UNBC Research At Mt Polley Continues

Prince George, BC, Canada / CKPG News
UNBC Research At Mt Polley Continues

A group of researchers, including two from UNBC, have received funding from the federal government’s Environmental Damages Fund to aid in their continued work around the Mount Polley Mine tailings pond breach. On August 4, 2014, the wall to the tailings pond failing, and a rush of roughly 24 million cubic metres of mine waste in Hazeltine Creek and adjoining watersheds. Now, Dr. Ellen Petticrew and Dr. Phil Owens from UNBC will share in $800,000 in funding, which comes from a new source.
“There’s a pot of money, nationally, that has been set aside when industries get fined. And this money is used to do reclamation work or research work associated with that type of impact, or that kind of disturbance,” Explains Dr. Petticrew.
Previously, the money would be used in the jurisdictions where the breach occurred.
“And they’ve now allowed this to go national. So while a lot of this money comes from mining fines that came from Quebec and Northern Ontario, they [the federal government] are now allowing it to be used further afield.”
The Dr. Max Blouw Quesnel River Research Centre has been in place for more than a  decade. Researchers have been collecting data on the watershed over those years. Those researchers were on the ground when the breach took place, giving them a unique set of information.
“It speaks allot to having research centres, field centres, like the Quesnel River Research Centre and for doing academic research on environmental questions, watershed questions,” says Dr. Owens. “It does give us a unique opportunity to contribute to the long term development of this story, because we do have this background data.”
UNBC provided stopgap funding while the EDF was pending, which allowed the team to borrow a unique piece of equipment from the Department of Fisheries and Oceans in Halifax.
“One of the important things we felt we needed to do was get samples of the sediment and tailings at the bottom of the lake. And critically, it’s that material which is at the very top, which interacts with the water column and several organisms that are likely to be at that location.”

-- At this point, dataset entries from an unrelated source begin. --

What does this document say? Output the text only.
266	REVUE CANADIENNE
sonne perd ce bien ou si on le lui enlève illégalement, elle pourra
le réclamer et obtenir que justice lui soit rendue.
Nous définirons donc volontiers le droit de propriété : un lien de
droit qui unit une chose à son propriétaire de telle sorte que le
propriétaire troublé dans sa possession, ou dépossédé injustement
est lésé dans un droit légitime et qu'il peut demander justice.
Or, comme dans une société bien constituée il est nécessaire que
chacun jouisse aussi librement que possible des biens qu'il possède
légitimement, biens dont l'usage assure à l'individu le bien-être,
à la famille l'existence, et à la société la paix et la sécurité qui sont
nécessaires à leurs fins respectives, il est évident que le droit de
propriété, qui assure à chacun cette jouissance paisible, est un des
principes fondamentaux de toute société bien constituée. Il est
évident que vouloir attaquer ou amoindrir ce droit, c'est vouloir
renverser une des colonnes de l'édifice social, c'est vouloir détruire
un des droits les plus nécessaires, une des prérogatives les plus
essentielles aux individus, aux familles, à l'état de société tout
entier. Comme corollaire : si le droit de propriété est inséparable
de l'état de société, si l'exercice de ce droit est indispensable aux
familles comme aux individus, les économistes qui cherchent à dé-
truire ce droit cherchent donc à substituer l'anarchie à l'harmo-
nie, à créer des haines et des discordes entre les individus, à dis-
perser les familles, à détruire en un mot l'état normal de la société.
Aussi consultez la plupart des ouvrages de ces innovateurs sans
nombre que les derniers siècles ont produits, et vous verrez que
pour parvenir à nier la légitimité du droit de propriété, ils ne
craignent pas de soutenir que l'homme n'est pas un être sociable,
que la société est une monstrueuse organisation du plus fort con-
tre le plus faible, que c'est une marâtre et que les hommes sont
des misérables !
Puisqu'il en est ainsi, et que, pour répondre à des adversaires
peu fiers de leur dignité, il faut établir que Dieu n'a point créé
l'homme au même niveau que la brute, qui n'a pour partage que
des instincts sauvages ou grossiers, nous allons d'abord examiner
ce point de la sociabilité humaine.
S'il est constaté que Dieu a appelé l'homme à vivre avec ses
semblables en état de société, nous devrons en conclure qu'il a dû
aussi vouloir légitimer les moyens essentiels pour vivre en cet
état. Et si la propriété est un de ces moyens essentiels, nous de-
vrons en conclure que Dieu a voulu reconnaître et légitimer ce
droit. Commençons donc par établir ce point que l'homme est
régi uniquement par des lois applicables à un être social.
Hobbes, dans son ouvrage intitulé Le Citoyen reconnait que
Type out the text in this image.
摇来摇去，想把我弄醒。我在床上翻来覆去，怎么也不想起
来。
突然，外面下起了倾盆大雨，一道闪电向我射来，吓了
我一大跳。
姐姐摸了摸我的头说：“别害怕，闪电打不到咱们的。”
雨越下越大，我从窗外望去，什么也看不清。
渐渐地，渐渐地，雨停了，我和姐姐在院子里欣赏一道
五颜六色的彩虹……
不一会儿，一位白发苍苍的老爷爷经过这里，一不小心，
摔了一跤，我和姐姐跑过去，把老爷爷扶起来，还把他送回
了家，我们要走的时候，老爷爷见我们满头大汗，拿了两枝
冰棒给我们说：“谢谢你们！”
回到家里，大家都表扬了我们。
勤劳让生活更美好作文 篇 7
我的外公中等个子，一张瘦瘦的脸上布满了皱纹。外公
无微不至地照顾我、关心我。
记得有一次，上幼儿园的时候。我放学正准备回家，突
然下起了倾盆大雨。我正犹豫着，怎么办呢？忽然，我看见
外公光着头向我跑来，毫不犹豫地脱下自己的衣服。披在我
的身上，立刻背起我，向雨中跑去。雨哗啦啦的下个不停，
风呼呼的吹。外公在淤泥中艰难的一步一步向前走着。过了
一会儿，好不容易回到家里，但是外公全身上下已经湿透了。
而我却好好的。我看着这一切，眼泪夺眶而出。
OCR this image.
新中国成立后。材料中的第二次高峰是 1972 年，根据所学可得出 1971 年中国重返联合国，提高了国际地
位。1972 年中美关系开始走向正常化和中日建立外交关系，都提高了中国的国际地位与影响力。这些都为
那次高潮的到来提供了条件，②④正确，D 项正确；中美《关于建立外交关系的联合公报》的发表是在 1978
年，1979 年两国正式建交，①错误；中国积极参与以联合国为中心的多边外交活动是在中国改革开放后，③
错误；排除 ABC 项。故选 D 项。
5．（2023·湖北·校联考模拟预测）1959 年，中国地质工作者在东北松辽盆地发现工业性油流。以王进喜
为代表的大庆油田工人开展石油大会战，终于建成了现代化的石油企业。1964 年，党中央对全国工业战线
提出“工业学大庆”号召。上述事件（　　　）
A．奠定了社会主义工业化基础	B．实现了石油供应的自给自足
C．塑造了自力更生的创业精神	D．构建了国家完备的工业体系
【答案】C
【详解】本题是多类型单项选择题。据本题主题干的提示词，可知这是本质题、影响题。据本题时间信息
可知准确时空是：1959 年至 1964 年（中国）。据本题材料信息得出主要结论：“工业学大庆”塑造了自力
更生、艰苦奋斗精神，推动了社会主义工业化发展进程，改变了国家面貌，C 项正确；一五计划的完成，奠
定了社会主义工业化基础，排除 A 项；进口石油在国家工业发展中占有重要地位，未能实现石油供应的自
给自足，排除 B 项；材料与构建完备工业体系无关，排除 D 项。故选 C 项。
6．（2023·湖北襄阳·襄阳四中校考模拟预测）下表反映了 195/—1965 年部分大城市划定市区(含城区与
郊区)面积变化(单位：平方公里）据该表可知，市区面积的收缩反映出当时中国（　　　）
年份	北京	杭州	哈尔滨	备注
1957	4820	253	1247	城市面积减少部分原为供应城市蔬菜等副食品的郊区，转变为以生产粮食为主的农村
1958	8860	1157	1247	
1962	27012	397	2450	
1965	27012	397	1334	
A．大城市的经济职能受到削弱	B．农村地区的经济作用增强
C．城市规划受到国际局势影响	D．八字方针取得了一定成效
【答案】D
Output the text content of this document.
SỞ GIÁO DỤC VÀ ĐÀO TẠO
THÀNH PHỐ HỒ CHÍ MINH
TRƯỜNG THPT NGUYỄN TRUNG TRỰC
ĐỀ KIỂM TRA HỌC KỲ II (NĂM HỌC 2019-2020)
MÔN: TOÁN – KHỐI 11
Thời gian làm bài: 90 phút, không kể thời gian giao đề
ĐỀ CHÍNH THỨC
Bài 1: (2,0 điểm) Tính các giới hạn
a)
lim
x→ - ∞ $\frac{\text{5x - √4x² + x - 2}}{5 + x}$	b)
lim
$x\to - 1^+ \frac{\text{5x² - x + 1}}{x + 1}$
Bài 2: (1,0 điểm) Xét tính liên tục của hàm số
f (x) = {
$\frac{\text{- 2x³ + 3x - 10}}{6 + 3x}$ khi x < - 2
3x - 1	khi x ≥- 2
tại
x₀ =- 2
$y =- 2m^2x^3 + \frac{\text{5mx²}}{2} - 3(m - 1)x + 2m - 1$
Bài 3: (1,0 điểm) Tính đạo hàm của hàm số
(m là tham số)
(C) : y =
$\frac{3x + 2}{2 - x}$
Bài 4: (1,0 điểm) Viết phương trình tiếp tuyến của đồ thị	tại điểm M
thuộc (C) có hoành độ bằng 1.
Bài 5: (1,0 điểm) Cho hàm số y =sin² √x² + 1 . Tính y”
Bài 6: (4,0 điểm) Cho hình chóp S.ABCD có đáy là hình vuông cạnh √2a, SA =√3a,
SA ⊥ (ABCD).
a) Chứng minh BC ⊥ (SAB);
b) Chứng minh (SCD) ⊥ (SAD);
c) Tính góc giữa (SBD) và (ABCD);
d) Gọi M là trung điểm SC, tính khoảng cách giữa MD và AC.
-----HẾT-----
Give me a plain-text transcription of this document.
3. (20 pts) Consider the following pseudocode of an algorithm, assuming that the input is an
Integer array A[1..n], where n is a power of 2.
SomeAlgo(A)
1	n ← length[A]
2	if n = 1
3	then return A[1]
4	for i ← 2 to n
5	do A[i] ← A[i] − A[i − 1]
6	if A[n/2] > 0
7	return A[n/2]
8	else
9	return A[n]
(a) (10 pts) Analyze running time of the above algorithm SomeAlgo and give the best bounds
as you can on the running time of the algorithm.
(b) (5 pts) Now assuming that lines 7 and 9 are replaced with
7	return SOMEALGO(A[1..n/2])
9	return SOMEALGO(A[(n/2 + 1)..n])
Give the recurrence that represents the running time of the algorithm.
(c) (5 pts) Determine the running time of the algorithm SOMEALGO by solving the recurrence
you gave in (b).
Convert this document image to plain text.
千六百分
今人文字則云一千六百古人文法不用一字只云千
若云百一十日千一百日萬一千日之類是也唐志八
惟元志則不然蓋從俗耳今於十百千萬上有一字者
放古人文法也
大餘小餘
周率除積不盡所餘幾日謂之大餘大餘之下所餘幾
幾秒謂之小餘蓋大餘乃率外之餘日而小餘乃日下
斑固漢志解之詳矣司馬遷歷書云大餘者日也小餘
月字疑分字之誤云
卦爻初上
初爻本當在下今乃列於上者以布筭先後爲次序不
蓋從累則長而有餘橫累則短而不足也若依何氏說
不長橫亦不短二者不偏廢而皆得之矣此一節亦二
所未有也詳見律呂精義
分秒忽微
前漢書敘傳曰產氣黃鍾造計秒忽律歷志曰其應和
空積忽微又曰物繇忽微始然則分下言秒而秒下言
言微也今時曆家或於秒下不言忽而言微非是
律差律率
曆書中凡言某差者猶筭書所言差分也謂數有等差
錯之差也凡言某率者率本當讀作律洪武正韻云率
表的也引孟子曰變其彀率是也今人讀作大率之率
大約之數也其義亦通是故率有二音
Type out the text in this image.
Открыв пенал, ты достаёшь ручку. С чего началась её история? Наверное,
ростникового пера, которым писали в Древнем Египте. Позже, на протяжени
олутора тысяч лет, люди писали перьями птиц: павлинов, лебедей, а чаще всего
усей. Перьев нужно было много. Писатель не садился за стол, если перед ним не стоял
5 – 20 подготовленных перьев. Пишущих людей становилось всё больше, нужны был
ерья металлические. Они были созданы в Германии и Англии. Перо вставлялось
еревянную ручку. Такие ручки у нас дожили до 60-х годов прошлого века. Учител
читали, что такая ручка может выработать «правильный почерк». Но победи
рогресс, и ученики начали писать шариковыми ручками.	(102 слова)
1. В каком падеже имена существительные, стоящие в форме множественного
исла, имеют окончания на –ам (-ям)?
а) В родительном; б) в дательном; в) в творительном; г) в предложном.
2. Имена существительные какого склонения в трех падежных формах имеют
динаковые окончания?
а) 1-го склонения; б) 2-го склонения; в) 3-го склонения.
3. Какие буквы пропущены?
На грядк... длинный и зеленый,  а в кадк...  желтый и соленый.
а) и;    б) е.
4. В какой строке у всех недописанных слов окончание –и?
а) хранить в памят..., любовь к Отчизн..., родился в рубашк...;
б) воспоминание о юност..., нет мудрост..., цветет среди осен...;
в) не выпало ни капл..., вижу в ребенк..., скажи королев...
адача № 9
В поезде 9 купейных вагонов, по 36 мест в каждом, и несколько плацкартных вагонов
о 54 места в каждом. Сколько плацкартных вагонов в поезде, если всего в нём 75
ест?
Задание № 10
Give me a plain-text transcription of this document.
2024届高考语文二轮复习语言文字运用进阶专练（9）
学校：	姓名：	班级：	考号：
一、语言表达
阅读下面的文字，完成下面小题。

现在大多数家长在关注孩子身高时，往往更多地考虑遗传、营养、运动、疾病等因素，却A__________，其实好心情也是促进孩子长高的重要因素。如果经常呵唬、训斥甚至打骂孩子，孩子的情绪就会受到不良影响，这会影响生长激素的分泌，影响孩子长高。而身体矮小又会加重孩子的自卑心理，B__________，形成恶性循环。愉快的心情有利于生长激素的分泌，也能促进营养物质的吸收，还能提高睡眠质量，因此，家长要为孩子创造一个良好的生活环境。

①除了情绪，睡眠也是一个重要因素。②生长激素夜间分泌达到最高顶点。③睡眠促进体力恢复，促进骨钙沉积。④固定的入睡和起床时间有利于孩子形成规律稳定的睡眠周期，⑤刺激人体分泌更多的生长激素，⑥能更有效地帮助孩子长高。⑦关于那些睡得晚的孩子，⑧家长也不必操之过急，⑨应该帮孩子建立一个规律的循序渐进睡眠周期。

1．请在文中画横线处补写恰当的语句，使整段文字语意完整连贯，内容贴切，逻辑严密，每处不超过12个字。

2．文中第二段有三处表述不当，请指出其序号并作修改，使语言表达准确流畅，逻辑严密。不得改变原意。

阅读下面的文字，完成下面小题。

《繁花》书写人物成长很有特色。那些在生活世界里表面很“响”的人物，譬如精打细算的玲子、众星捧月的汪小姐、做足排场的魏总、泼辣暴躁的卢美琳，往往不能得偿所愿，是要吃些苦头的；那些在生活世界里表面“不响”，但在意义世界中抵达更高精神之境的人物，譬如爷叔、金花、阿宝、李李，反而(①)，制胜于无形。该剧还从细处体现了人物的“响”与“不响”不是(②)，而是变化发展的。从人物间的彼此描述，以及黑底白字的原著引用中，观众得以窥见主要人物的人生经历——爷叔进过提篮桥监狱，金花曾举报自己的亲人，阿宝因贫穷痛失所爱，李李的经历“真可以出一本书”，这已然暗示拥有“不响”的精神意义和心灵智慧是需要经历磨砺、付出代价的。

Other core sampling equipment tends to disturb that layer, while this special equipment from Halifax does not.
Now, the crew will work for the next three years to keep vigilant.
“We’re following this material through the food chain with the idea, we think, that in the next few years, we may or may not see a signal in the fish,” says Dr. Petticrew. “Right now the fish seem to be in pretty good condition in terms of tissue samples for metals and they are identified as suitable for eating. But what we’d like to do is make sure that bio-accumulation of these metals doesn’t occur over the next few years.”
The EDF funding will also fund the research of collaborators Dr. Susan Baldwin and Dr. Bernard Laval, both at the University of British Columbia, and Dr. Greg Pyle at the University of Lethbridge, in addition to Dr. Stephen Déry at UNBC. UNBC Research Associate Todd French has been hired to assist with the research through the EDF funds. In addition, several undergraduate and graduate students, and post-doctoral scientists will receive funding for their work through the grant.